Jacob hilft Geflüchteten bei der Integration in Deutschland, besonders dann, wenn noch nicht klar ist, ob sie bleiben dürfen. Auch Haxhija war so ein Fall. Sie vermittelte ihn in einen Sprachkurs; acht Monate lernte er fünf Stunden am Tag Deutsch. „Ohne Frau Jacob säße ich heute nicht hier“, sagt Haxhija. Sie war es auch, die dem jungen Mann erklärt hat, welche Möglichkeiten es in Deutschland gibt, was er machen kann und was er dafür machen muss.

Die Handbewegungen studiert

Jacob bringt den Malermeister Ringe und den Geflüchteten Haxhija zusammen, erst mal für ein Praktikum. An seinem ersten Tag sei er nervös gewesen, sagt der 25-Jährige. „Ich wollte nichts Falsches machen, nichts Falsches sagen.“ Er schaute sich genau an, was Rolf Ringe machte, studierte die Handbewegungen und fragte nach.

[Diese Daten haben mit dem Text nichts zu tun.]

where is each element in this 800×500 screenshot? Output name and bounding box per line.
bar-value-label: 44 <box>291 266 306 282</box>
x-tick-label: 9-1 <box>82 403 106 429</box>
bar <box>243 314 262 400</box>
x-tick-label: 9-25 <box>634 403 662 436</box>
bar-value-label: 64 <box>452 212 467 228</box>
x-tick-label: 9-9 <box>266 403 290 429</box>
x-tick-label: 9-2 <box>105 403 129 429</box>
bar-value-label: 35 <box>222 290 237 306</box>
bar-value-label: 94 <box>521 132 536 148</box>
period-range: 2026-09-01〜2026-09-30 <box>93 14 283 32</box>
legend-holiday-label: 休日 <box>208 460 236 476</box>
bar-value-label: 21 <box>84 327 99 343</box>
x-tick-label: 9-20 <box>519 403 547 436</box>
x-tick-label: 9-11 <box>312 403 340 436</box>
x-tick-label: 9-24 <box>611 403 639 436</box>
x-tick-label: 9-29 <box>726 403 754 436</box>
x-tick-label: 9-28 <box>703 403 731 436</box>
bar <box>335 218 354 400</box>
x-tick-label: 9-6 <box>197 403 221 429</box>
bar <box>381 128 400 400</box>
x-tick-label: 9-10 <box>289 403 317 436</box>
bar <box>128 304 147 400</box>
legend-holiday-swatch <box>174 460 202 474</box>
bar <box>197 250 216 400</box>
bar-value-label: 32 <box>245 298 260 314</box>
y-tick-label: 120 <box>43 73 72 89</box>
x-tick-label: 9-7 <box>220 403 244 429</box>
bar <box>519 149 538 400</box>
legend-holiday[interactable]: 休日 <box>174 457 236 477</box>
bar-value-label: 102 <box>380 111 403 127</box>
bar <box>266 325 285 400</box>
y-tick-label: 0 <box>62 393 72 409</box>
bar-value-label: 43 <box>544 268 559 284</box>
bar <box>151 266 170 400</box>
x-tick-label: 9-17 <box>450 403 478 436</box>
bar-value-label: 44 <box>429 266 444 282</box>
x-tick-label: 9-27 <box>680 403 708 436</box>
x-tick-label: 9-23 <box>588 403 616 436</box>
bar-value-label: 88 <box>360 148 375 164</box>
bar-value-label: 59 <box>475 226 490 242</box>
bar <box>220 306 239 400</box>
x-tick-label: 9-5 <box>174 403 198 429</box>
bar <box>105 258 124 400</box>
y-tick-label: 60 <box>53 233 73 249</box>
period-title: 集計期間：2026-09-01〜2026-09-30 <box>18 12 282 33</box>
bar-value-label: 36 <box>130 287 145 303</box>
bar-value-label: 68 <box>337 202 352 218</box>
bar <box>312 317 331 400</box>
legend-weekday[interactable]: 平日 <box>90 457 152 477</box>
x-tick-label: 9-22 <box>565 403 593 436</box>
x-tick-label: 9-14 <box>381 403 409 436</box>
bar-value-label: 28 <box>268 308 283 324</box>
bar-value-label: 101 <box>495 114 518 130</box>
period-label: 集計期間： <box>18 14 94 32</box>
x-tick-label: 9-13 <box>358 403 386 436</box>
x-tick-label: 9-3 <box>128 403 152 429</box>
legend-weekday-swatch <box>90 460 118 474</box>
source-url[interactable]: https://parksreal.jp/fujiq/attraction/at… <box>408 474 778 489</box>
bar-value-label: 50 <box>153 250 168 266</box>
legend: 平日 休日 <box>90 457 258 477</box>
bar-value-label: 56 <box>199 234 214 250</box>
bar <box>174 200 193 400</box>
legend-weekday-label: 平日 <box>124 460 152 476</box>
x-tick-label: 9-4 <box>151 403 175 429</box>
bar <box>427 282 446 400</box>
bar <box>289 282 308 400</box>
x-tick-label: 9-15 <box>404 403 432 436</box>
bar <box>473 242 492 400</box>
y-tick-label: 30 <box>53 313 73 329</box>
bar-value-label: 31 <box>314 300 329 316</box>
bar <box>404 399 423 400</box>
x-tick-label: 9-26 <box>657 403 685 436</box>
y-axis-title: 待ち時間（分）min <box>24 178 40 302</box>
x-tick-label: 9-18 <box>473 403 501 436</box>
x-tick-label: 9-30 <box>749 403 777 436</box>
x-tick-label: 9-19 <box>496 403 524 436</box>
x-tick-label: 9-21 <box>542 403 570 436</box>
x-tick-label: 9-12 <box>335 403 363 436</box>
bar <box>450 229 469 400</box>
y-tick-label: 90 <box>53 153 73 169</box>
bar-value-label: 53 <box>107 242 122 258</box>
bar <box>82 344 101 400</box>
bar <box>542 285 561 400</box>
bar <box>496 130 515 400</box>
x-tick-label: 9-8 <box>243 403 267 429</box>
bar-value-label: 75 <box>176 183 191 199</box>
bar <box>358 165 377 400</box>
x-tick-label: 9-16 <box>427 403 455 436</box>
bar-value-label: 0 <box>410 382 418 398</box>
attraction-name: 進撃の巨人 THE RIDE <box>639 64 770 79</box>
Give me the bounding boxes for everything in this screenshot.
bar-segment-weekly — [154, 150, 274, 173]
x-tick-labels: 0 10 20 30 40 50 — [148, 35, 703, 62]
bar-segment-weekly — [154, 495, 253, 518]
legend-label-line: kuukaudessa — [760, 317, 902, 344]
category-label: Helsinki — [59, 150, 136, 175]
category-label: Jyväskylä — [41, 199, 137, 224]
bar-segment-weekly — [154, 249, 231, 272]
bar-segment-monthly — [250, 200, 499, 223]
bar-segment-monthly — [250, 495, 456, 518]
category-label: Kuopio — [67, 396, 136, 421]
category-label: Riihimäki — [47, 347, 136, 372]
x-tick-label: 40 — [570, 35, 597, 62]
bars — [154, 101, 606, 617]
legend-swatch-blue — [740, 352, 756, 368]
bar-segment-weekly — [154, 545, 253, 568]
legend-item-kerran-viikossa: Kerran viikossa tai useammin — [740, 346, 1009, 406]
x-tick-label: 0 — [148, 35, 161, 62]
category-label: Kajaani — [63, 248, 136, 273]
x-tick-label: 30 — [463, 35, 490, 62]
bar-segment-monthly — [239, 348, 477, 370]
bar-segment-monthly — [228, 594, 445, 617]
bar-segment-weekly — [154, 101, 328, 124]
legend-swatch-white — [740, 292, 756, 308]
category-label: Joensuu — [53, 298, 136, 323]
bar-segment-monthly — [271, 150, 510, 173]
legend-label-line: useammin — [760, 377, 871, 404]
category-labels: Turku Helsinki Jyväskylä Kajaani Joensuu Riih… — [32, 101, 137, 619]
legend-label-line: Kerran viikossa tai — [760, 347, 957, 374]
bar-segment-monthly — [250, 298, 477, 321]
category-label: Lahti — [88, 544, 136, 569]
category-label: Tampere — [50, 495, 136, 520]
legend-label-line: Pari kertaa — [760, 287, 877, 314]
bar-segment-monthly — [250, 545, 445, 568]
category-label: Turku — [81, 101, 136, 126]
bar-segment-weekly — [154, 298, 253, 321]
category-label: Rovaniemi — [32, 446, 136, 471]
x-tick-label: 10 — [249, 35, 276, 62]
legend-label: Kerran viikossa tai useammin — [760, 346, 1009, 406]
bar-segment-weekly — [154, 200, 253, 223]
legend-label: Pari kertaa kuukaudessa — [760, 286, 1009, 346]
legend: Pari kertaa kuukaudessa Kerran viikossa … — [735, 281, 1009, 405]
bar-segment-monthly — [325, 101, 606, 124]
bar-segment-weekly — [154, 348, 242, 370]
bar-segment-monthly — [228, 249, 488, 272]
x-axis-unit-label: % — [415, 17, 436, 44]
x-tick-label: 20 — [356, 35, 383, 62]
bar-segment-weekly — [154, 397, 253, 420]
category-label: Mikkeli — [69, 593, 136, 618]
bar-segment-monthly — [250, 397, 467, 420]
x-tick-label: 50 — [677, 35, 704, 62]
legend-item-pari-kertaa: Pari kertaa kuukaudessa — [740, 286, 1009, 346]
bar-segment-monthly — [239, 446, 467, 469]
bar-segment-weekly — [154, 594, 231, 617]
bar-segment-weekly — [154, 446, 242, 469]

Vier Wochen sollte das Praktikum gehen. „Nach zwei Wochen war mir klar, dass es mit uns passt“, sagt Ringe. In mehr als 45 Jahren als Maler hat er viele junge Leute begleitet. Nicht nur in seinem eigenen Betrieb, auch als Ausbilder im Kompetenzzentrum Handwerk. Nicht alle seien gut gewesen. Manche hätten den Mund nicht aufbekommen, manche seien schlichtweg faul gewesen. Auch mit Kritik hätte nicht jeder umgehen können. Bei Haxhija sei das anders gewesen. Nach Ende des Praktikums stellt Ringe ihn als Lehrling ein.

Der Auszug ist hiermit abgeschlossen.